What does this mean? Essentially, everything. Body language can be the source of instilling confidence in your abilities into others – or an indicator of your bad habits. When it comes to body language, try to pay attention to the ways that it can convey confidence and character, as well as insecurity and anger. Bad body language can be a bad habit to slip into.
Eye contact is crucial
A key element of healthy body language is maintaining eye contact with the person with whom you’re engaging. It shows respect, as well as a level of communication. Not engaging in eye contact can make you appear uninterested at best, and untrustworthy or distrustful at worst. Eye contact is a good way to gauge someone’s comfort in any given situation; if you notice that you are avoiding making eye contact in social situations, make a conscious effort to do so. It will strengthen your relationships, and your resolve, as a result.
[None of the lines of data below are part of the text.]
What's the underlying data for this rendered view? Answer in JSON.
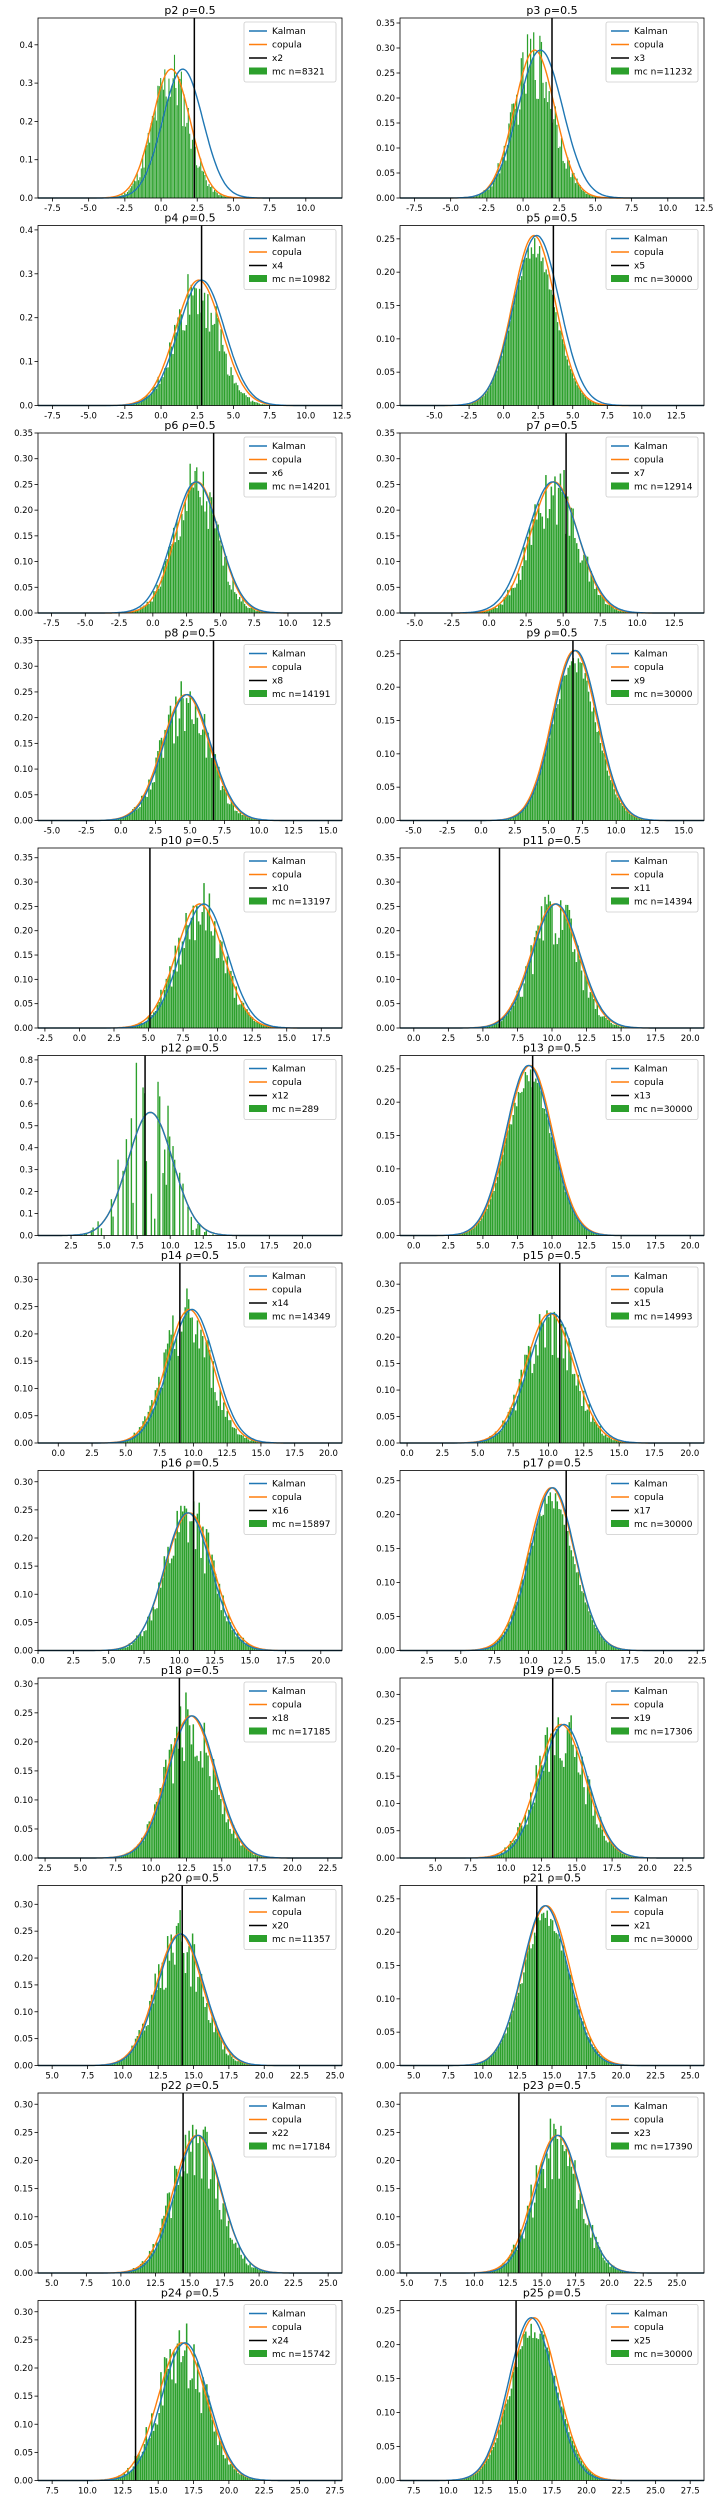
{
  "figure": {
    "rows": 12,
    "cols": 2,
    "legend_labels": {
      "kalman": "Kalman",
      "copula": "copula"
    },
    "colors": {
      "kalman": "#1f77b4",
      "copula": "#ff7f0e",
      "hist": "#2ca02c",
      "truth": "#000000",
      "axes": "#000000"
    }
  },
  "chart_data": [
    {
      "type": "bar",
      "title": "p2 ρ=0.5",
      "truth_label": "x2",
      "mc_label": "mc n=8321",
      "xlim": [
        -8.5,
        12.5
      ],
      "ylim": [
        0,
        0.47
      ],
      "xticks": [
        -7.5,
        -5.0,
        -2.5,
        0.0,
        2.5,
        5.0,
        7.5,
        10.0
      ],
      "yticks": [
        0.0,
        0.1,
        0.2,
        0.3,
        0.4
      ],
      "kalman": {
        "mean": 1.5,
        "sd": 1.35
      },
      "copula": {
        "mean": 0.7,
        "sd": 1.3
      },
      "truth_x": 2.3,
      "hist": {
        "mean": 0.7,
        "sd": 1.25,
        "peak": 0.33,
        "n": 8321
      },
      "legend": "top-right"
    },
    {
      "type": "bar",
      "title": "p3 ρ=0.5",
      "truth_label": "x3",
      "mc_label": "mc n=11232",
      "xlim": [
        -8.5,
        12.5
      ],
      "ylim": [
        0,
        0.36
      ],
      "xticks": [
        -7.5,
        -5.0,
        -2.5,
        0.0,
        2.5,
        5.0,
        7.5,
        10.0,
        12.5
      ],
      "yticks": [
        0.0,
        0.05,
        0.1,
        0.15,
        0.2,
        0.25,
        0.3,
        0.35
      ],
      "kalman": {
        "mean": 1.2,
        "sd": 1.5
      },
      "copula": {
        "mean": 0.8,
        "sd": 1.4
      },
      "truth_x": 2.0,
      "hist": {
        "mean": 0.8,
        "sd": 1.4,
        "peak": 0.29,
        "n": 11232
      },
      "legend": "top-right"
    },
    {
      "type": "bar",
      "title": "p4 ρ=0.5",
      "truth_label": "x4",
      "mc_label": "mc n=10982",
      "xlim": [
        -8.5,
        12.5
      ],
      "ylim": [
        0,
        0.41
      ],
      "xticks": [
        -7.5,
        -5.0,
        -2.5,
        0.0,
        2.5,
        5.0,
        7.5,
        10.0,
        12.5
      ],
      "yticks": [
        0.0,
        0.1,
        0.2,
        0.3,
        0.4
      ],
      "kalman": {
        "mean": 2.8,
        "sd": 1.55
      },
      "copula": {
        "mean": 2.6,
        "sd": 1.6
      },
      "truth_x": 2.8,
      "hist": {
        "mean": 2.5,
        "sd": 1.5,
        "peak": 0.28,
        "n": 10982
      },
      "legend": "top-right"
    },
    {
      "type": "bar",
      "title": "p5 ρ=0.5",
      "truth_label": "x5",
      "mc_label": "mc n=30000",
      "xlim": [
        -7.5,
        14.5
      ],
      "ylim": [
        0,
        0.27
      ],
      "xticks": [
        -5.0,
        -2.5,
        0.0,
        2.5,
        5.0,
        7.5,
        10.0,
        12.5
      ],
      "yticks": [
        0.0,
        0.05,
        0.1,
        0.15,
        0.2,
        0.25
      ],
      "kalman": {
        "mean": 2.4,
        "sd": 1.6
      },
      "copula": {
        "mean": 2.2,
        "sd": 1.55
      },
      "truth_x": 3.6,
      "hist": {
        "mean": 2.2,
        "sd": 1.55,
        "peak": 0.25,
        "n": 30000
      },
      "legend": "top-right"
    },
    {
      "type": "bar",
      "title": "p6 ρ=0.5",
      "truth_label": "x6",
      "mc_label": "mc n=14201",
      "xlim": [
        -8.5,
        14.0
      ],
      "ylim": [
        0,
        0.35
      ],
      "xticks": [
        -7.5,
        -5.0,
        -2.5,
        0.0,
        2.5,
        5.0,
        7.5,
        10.0,
        12.5
      ],
      "yticks": [
        0.0,
        0.05,
        0.1,
        0.15,
        0.2,
        0.25,
        0.3,
        0.35
      ],
      "kalman": {
        "mean": 3.2,
        "sd": 1.65
      },
      "copula": {
        "mean": 3.3,
        "sd": 1.6
      },
      "truth_x": 4.5,
      "hist": {
        "mean": 3.2,
        "sd": 1.6,
        "peak": 0.25,
        "n": 14201
      },
      "legend": "top-right"
    },
    {
      "type": "bar",
      "title": "p7 ρ=0.5",
      "truth_label": "x7",
      "mc_label": "mc n=12914",
      "xlim": [
        -6.0,
        14.5
      ],
      "ylim": [
        0,
        0.35
      ],
      "xticks": [
        -5.0,
        -2.5,
        0.0,
        2.5,
        5.0,
        7.5,
        10.0,
        12.5
      ],
      "yticks": [
        0.0,
        0.05,
        0.1,
        0.15,
        0.2,
        0.25,
        0.3,
        0.35
      ],
      "kalman": {
        "mean": 4.3,
        "sd": 1.65
      },
      "copula": {
        "mean": 4.4,
        "sd": 1.6
      },
      "truth_x": 5.2,
      "hist": {
        "mean": 4.4,
        "sd": 1.6,
        "peak": 0.25,
        "n": 12914
      },
      "legend": "top-right"
    },
    {
      "type": "bar",
      "title": "p8 ρ=0.5",
      "truth_label": "x8",
      "mc_label": "mc n=14191",
      "xlim": [
        -6.0,
        16.0
      ],
      "ylim": [
        0,
        0.35
      ],
      "xticks": [
        -5.0,
        -2.5,
        0.0,
        2.5,
        5.0,
        7.5,
        10.0,
        12.5,
        15.0
      ],
      "yticks": [
        0.0,
        0.05,
        0.1,
        0.15,
        0.2,
        0.25,
        0.3,
        0.35
      ],
      "kalman": {
        "mean": 4.8,
        "sd": 1.65
      },
      "copula": {
        "mean": 4.7,
        "sd": 1.7
      },
      "truth_x": 6.7,
      "hist": {
        "mean": 4.7,
        "sd": 1.7,
        "peak": 0.24,
        "n": 14191
      },
      "legend": "top-right"
    },
    {
      "type": "bar",
      "title": "p9 ρ=0.5",
      "truth_label": "x9",
      "mc_label": "mc n=30000",
      "xlim": [
        -6.0,
        16.5
      ],
      "ylim": [
        0,
        0.27
      ],
      "xticks": [
        -5.0,
        -2.5,
        0.0,
        2.5,
        5.0,
        7.5,
        10.0,
        12.5,
        15.0
      ],
      "yticks": [
        0.0,
        0.05,
        0.1,
        0.15,
        0.2,
        0.25
      ],
      "kalman": {
        "mean": 7.0,
        "sd": 1.6
      },
      "copula": {
        "mean": 6.9,
        "sd": 1.65
      },
      "truth_x": 6.8,
      "hist": {
        "mean": 6.9,
        "sd": 1.65,
        "peak": 0.25,
        "n": 30000
      },
      "legend": "top-right"
    },
    {
      "type": "bar",
      "title": "p10 ρ=0.5",
      "truth_label": "x10",
      "mc_label": "mc n=13197",
      "xlim": [
        -3.0,
        19.0
      ],
      "ylim": [
        0,
        0.37
      ],
      "xticks": [
        -2.5,
        0.0,
        2.5,
        5.0,
        7.5,
        10.0,
        12.5,
        15.0,
        17.5
      ],
      "yticks": [
        0.0,
        0.05,
        0.1,
        0.15,
        0.2,
        0.25,
        0.3,
        0.35
      ],
      "kalman": {
        "mean": 9.0,
        "sd": 1.65
      },
      "copula": {
        "mean": 8.7,
        "sd": 1.7
      },
      "truth_x": 5.1,
      "hist": {
        "mean": 8.7,
        "sd": 1.7,
        "peak": 0.25,
        "n": 13197
      },
      "legend": "top-right"
    },
    {
      "type": "bar",
      "title": "p11 ρ=0.5",
      "truth_label": "x11",
      "mc_label": "mc n=14394",
      "xlim": [
        -1.0,
        21.0
      ],
      "ylim": [
        0,
        0.37
      ],
      "xticks": [
        0.0,
        2.5,
        5.0,
        7.5,
        10.0,
        12.5,
        15.0,
        17.5,
        20.0
      ],
      "yticks": [
        0.0,
        0.05,
        0.1,
        0.15,
        0.2,
        0.25,
        0.3,
        0.35
      ],
      "kalman": {
        "mean": 10.3,
        "sd": 1.65
      },
      "copula": {
        "mean": 10.2,
        "sd": 1.7
      },
      "truth_x": 6.2,
      "hist": {
        "mean": 10.2,
        "sd": 1.65,
        "peak": 0.25,
        "n": 14394
      },
      "legend": "top-right"
    },
    {
      "type": "bar",
      "title": "p12 ρ=0.5",
      "truth_label": "x12",
      "mc_label": "mc n=289",
      "xlim": [
        0.0,
        23.0
      ],
      "ylim": [
        0,
        0.82
      ],
      "xticks": [
        2.5,
        5.0,
        7.5,
        10.0,
        12.5,
        15.0,
        17.5,
        20.0
      ],
      "yticks": [
        0.0,
        0.1,
        0.2,
        0.3,
        0.4,
        0.5,
        0.6,
        0.7,
        0.8
      ],
      "kalman": {
        "mean": 8.5,
        "sd": 1.65
      },
      "copula": {
        "mean": 8.5,
        "sd": 1.7
      },
      "truth_x": 8.1,
      "hist": {
        "mean": 8.4,
        "sd": 1.65,
        "peak": 0.55,
        "n": 289
      },
      "legend": "top-right"
    },
    {
      "type": "bar",
      "title": "p13 ρ=0.5",
      "truth_label": "x13",
      "mc_label": "mc n=30000",
      "xlim": [
        -1.0,
        21.0
      ],
      "ylim": [
        0,
        0.27
      ],
      "xticks": [
        0.0,
        2.5,
        5.0,
        7.5,
        10.0,
        12.5,
        15.0,
        17.5,
        20.0
      ],
      "yticks": [
        0.0,
        0.05,
        0.1,
        0.15,
        0.2,
        0.25
      ],
      "kalman": {
        "mean": 8.3,
        "sd": 1.6
      },
      "copula": {
        "mean": 8.4,
        "sd": 1.65
      },
      "truth_x": 8.6,
      "hist": {
        "mean": 8.4,
        "sd": 1.65,
        "peak": 0.25,
        "n": 30000
      },
      "legend": "top-right"
    },
    {
      "type": "bar",
      "title": "p14 ρ=0.5",
      "truth_label": "x14",
      "mc_label": "mc n=14349",
      "xlim": [
        -1.5,
        21.0
      ],
      "ylim": [
        0,
        0.33
      ],
      "xticks": [
        0.0,
        2.5,
        5.0,
        7.5,
        10.0,
        12.5,
        15.0,
        17.5,
        20.0
      ],
      "yticks": [
        0.0,
        0.05,
        0.1,
        0.15,
        0.2,
        0.25,
        0.3
      ],
      "kalman": {
        "mean": 9.9,
        "sd": 1.65
      },
      "copula": {
        "mean": 9.7,
        "sd": 1.7
      },
      "truth_x": 9.0,
      "hist": {
        "mean": 9.6,
        "sd": 1.7,
        "peak": 0.24,
        "n": 14349
      },
      "legend": "top-right"
    },
    {
      "type": "bar",
      "title": "p15 ρ=0.5",
      "truth_label": "x15",
      "mc_label": "mc n=14993",
      "xlim": [
        -0.5,
        21.0
      ],
      "ylim": [
        0,
        0.34
      ],
      "xticks": [
        0.0,
        2.5,
        5.0,
        7.5,
        10.0,
        12.5,
        15.0,
        17.5,
        20.0
      ],
      "yticks": [
        0.0,
        0.05,
        0.1,
        0.15,
        0.2,
        0.25,
        0.3
      ],
      "kalman": {
        "mean": 10.3,
        "sd": 1.65
      },
      "copula": {
        "mean": 10.1,
        "sd": 1.7
      },
      "truth_x": 10.8,
      "hist": {
        "mean": 10.1,
        "sd": 1.7,
        "peak": 0.24,
        "n": 14993
      },
      "legend": "top-right"
    },
    {
      "type": "bar",
      "title": "p16 ρ=0.5",
      "truth_label": "x16",
      "mc_label": "mc n=15897",
      "xlim": [
        0.0,
        21.5
      ],
      "ylim": [
        0,
        0.32
      ],
      "xticks": [
        0.0,
        2.5,
        5.0,
        7.5,
        10.0,
        12.5,
        15.0,
        17.5,
        20.0
      ],
      "yticks": [
        0.0,
        0.05,
        0.1,
        0.15,
        0.2,
        0.25,
        0.3
      ],
      "kalman": {
        "mean": 10.6,
        "sd": 1.6
      },
      "copula": {
        "mean": 10.7,
        "sd": 1.7
      },
      "truth_x": 11.0,
      "hist": {
        "mean": 10.7,
        "sd": 1.7,
        "peak": 0.24,
        "n": 15897
      },
      "legend": "top-right"
    },
    {
      "type": "bar",
      "title": "p17 ρ=0.5",
      "truth_label": "x17",
      "mc_label": "mc n=30000",
      "xlim": [
        0.5,
        23.0
      ],
      "ylim": [
        0,
        0.265
      ],
      "xticks": [
        2.5,
        5.0,
        7.5,
        10.0,
        12.5,
        15.0,
        17.5,
        20.0,
        22.5
      ],
      "yticks": [
        0.0,
        0.05,
        0.1,
        0.15,
        0.2,
        0.25
      ],
      "kalman": {
        "mean": 11.8,
        "sd": 1.6
      },
      "copula": {
        "mean": 11.7,
        "sd": 1.7
      },
      "truth_x": 12.8,
      "hist": {
        "mean": 11.7,
        "sd": 1.7,
        "peak": 0.235,
        "n": 30000
      },
      "legend": "top-right"
    },
    {
      "type": "bar",
      "title": "p18 ρ=0.5",
      "truth_label": "x18",
      "mc_label": "mc n=17185",
      "xlim": [
        2.0,
        23.5
      ],
      "ylim": [
        0,
        0.31
      ],
      "xticks": [
        2.5,
        5.0,
        7.5,
        10.0,
        12.5,
        15.0,
        17.5,
        20.0,
        22.5
      ],
      "yticks": [
        0.0,
        0.05,
        0.1,
        0.15,
        0.2,
        0.25,
        0.3
      ],
      "kalman": {
        "mean": 12.9,
        "sd": 1.65
      },
      "copula": {
        "mean": 12.8,
        "sd": 1.7
      },
      "truth_x": 12.0,
      "hist": {
        "mean": 12.8,
        "sd": 1.7,
        "peak": 0.24,
        "n": 17185
      },
      "legend": "top-right"
    },
    {
      "type": "bar",
      "title": "p19 ρ=0.5",
      "truth_label": "x19",
      "mc_label": "mc n=17306",
      "xlim": [
        2.5,
        24.0
      ],
      "ylim": [
        0,
        0.33
      ],
      "xticks": [
        5.0,
        7.5,
        10.0,
        12.5,
        15.0,
        17.5,
        20.0,
        22.5
      ],
      "yticks": [
        0.0,
        0.05,
        0.1,
        0.15,
        0.2,
        0.25,
        0.3
      ],
      "kalman": {
        "mean": 14.1,
        "sd": 1.6
      },
      "copula": {
        "mean": 13.9,
        "sd": 1.7
      },
      "truth_x": 13.3,
      "hist": {
        "mean": 13.9,
        "sd": 1.7,
        "peak": 0.24,
        "n": 17306
      },
      "legend": "top-right"
    },
    {
      "type": "bar",
      "title": "p20 ρ=0.5",
      "truth_label": "x20",
      "mc_label": "mc n=11357",
      "xlim": [
        4.0,
        25.5
      ],
      "ylim": [
        0,
        0.335
      ],
      "xticks": [
        5.0,
        7.5,
        10.0,
        12.5,
        15.0,
        17.5,
        20.0,
        22.5,
        25.0
      ],
      "yticks": [
        0.0,
        0.05,
        0.1,
        0.15,
        0.2,
        0.25,
        0.3
      ],
      "kalman": {
        "mean": 14.1,
        "sd": 1.6
      },
      "copula": {
        "mean": 14.0,
        "sd": 1.65
      },
      "truth_x": 14.2,
      "hist": {
        "mean": 14.0,
        "sd": 1.65,
        "peak": 0.24,
        "n": 11357
      },
      "legend": "top-right"
    },
    {
      "type": "bar",
      "title": "p21 ρ=0.5",
      "truth_label": "x21",
      "mc_label": "mc n=30000",
      "xlim": [
        4.0,
        26.0
      ],
      "ylim": [
        0,
        0.27
      ],
      "xticks": [
        5.0,
        7.5,
        10.0,
        12.5,
        15.0,
        17.5,
        20.0,
        22.5,
        25.0
      ],
      "yticks": [
        0.0,
        0.05,
        0.1,
        0.15,
        0.2,
        0.25
      ],
      "kalman": {
        "mean": 14.5,
        "sd": 1.6
      },
      "copula": {
        "mean": 14.6,
        "sd": 1.7
      },
      "truth_x": 13.9,
      "hist": {
        "mean": 14.6,
        "sd": 1.7,
        "peak": 0.235,
        "n": 30000
      },
      "legend": "top-right"
    },
    {
      "type": "bar",
      "title": "p22 ρ=0.5",
      "truth_label": "x22",
      "mc_label": "mc n=17184",
      "xlim": [
        4.0,
        26.0
      ],
      "ylim": [
        0,
        0.32
      ],
      "xticks": [
        5.0,
        7.5,
        10.0,
        12.5,
        15.0,
        17.5,
        20.0,
        22.5,
        25.0
      ],
      "yticks": [
        0.0,
        0.05,
        0.1,
        0.15,
        0.2,
        0.25,
        0.3
      ],
      "kalman": {
        "mean": 15.6,
        "sd": 1.6
      },
      "copula": {
        "mean": 15.5,
        "sd": 1.7
      },
      "truth_x": 14.5,
      "hist": {
        "mean": 15.4,
        "sd": 1.7,
        "peak": 0.24,
        "n": 17184
      },
      "legend": "top-right"
    },
    {
      "type": "bar",
      "title": "p23 ρ=0.5",
      "truth_label": "x23",
      "mc_label": "mc n=17390",
      "xlim": [
        4.5,
        27.0
      ],
      "ylim": [
        0,
        0.32
      ],
      "xticks": [
        5.0,
        7.5,
        10.0,
        12.5,
        15.0,
        17.5,
        20.0,
        22.5,
        25.0
      ],
      "yticks": [
        0.0,
        0.05,
        0.1,
        0.15,
        0.2,
        0.25,
        0.3
      ],
      "kalman": {
        "mean": 16.2,
        "sd": 1.6
      },
      "copula": {
        "mean": 16.1,
        "sd": 1.7
      },
      "truth_x": 13.3,
      "hist": {
        "mean": 16.1,
        "sd": 1.7,
        "peak": 0.24,
        "n": 17390
      },
      "legend": "top-right"
    },
    {
      "type": "bar",
      "title": "p24 ρ=0.5",
      "truth_label": "x24",
      "mc_label": "mc n=15742",
      "xlim": [
        6.5,
        28.0
      ],
      "ylim": [
        0,
        0.32
      ],
      "xticks": [
        7.5,
        10.0,
        12.5,
        15.0,
        17.5,
        20.0,
        22.5,
        25.0,
        27.5
      ],
      "yticks": [
        0.0,
        0.05,
        0.1,
        0.15,
        0.2,
        0.25,
        0.3
      ],
      "kalman": {
        "mean": 16.9,
        "sd": 1.6
      },
      "copula": {
        "mean": 16.7,
        "sd": 1.7
      },
      "truth_x": 13.4,
      "hist": {
        "mean": 16.7,
        "sd": 1.7,
        "peak": 0.24,
        "n": 15742
      },
      "legend": "top-right"
    },
    {
      "type": "bar",
      "title": "p25 ρ=0.5",
      "truth_label": "x25",
      "mc_label": "mc n=30000",
      "xlim": [
        6.5,
        28.5
      ],
      "ylim": [
        0,
        0.265
      ],
      "xticks": [
        7.5,
        10.0,
        12.5,
        15.0,
        17.5,
        20.0,
        22.5,
        25.0,
        27.5
      ],
      "yticks": [
        0.0,
        0.05,
        0.1,
        0.15,
        0.2,
        0.25
      ],
      "kalman": {
        "mean": 16.0,
        "sd": 1.6
      },
      "copula": {
        "mean": 16.2,
        "sd": 1.7
      },
      "truth_x": 14.9,
      "hist": {
        "mean": 16.2,
        "sd": 1.7,
        "peak": 0.235,
        "n": 30000
      },
      "legend": "top-right"
    }
  ]
}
Pay attention to your posture
Slumping or leaning back can be interpreted as being disengaged with the content that you are being presented with. Likewise, leaning forward and standing up straight show that you are engaged, paying attention, and eager to learn. The bad habits of slumping, or crossing your arms, can make you seem ungrateful and disinterested in what is going on around you – even if that’s not the case.
Use mirroring cues
Even if it’s not in your first nature to express your beliefs or interest through open body language, make a concerted effort to mirror the language of those you’re speaking with. Pay attention to social cues by mirroring the body language and the movement of the person you’re talking to you and you’ll instantly appear more interested in what they’re saying.
Simple body language like raising your eyebrows, crossing your arms, or leaning on one hip, can all convey disinterest or dissatisfaction to those with whom you are engaging. By being conscientious of these body language bad habits, you can seek to break them and express a more open, thoughtful, and interested point of view, simply by modifying the body language that you present to others.